Two is way better than one! I would love to have another one. Especially when Angel pesters me to play with him while I am at work.

But as it is, our cat hides upstairs all day. I don't want to stress her out with another one! When she is stressed, she loses fur on her ears! It's not pretty - and I feel bad for her!

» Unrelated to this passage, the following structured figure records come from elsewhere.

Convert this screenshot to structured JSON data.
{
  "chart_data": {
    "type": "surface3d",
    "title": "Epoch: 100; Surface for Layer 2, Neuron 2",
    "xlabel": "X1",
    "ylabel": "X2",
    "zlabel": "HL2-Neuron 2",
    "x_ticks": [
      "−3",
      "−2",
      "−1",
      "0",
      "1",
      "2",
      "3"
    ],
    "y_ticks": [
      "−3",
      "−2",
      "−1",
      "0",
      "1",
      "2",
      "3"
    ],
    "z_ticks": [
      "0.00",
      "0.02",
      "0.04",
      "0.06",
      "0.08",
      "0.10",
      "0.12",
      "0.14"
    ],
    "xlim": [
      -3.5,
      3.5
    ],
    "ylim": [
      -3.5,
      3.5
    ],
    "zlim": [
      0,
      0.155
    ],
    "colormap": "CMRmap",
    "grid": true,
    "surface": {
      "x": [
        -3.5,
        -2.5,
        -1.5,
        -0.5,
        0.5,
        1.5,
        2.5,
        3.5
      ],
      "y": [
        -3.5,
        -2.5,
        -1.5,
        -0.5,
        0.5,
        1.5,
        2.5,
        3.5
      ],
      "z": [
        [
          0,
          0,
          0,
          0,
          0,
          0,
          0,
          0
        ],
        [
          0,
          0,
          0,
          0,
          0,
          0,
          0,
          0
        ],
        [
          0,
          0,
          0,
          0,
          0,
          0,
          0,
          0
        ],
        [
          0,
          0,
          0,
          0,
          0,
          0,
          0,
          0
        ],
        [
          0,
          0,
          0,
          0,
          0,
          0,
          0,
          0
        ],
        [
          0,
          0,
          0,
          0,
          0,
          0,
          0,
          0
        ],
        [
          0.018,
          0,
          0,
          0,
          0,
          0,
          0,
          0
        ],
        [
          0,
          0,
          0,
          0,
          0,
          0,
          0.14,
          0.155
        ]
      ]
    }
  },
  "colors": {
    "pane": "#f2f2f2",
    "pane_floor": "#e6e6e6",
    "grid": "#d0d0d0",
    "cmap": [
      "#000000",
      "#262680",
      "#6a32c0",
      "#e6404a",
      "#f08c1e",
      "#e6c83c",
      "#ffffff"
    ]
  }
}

But I am glad that you have two beautiful babies! You will definitely enjoy them!


----------



## Chihuahua-mamma (Apr 16, 2012)

Two are double the trouble, and double the fun! Double the loving too.....the best bit. x


----------



## SharaAngel<3 (Nov 14, 2010)

soooo cute!!! in the second picture, prince looks like hes smiling!! so sweet!!


----------



## KritterMom (Mar 17, 2012)

Awww so adoreable! I kinda snickered when I read your hubby made you sign an agreement that two wouldn't turn into three, I think my husband might do the same to me one day.


----------



## Missygal (May 19, 2011)

I love having two Chis. And actually don't want any more. It's nice that that both usually have a lap with hubby and I!!


----------



## Tiny (Nov 7, 2011)

Very cute!!! More pics please!


----------



## quinnandleah (Sep 28, 2011)

Love the fluffies.


----------



## Zorana1125 (Oct 24, 2010)

Jayda they are so adorable together, love them!!


----------



## Evelyn (Oct 14, 2012)

Two lucky little ones, they both are so adorable.


----------



## missydawn (May 29, 2012)

They are so beautiful!


----------



## Vereyna (May 1, 2012)

I agree completely, two is better than one! Lady and Prince make a good pair!


----------



## BellaLina's Mom (Mar 16, 2007)

They are both gorgeous and so adorable together. I agreed with you that two are better than one.


----------



## nabi (Nov 25, 2004)

two little darlings...they really look so cute together...


----------



## lulu'smom (Jan 4, 2012)

What a darling new addition to your chi family!! I'm so excited for you. They are both adorable.


----------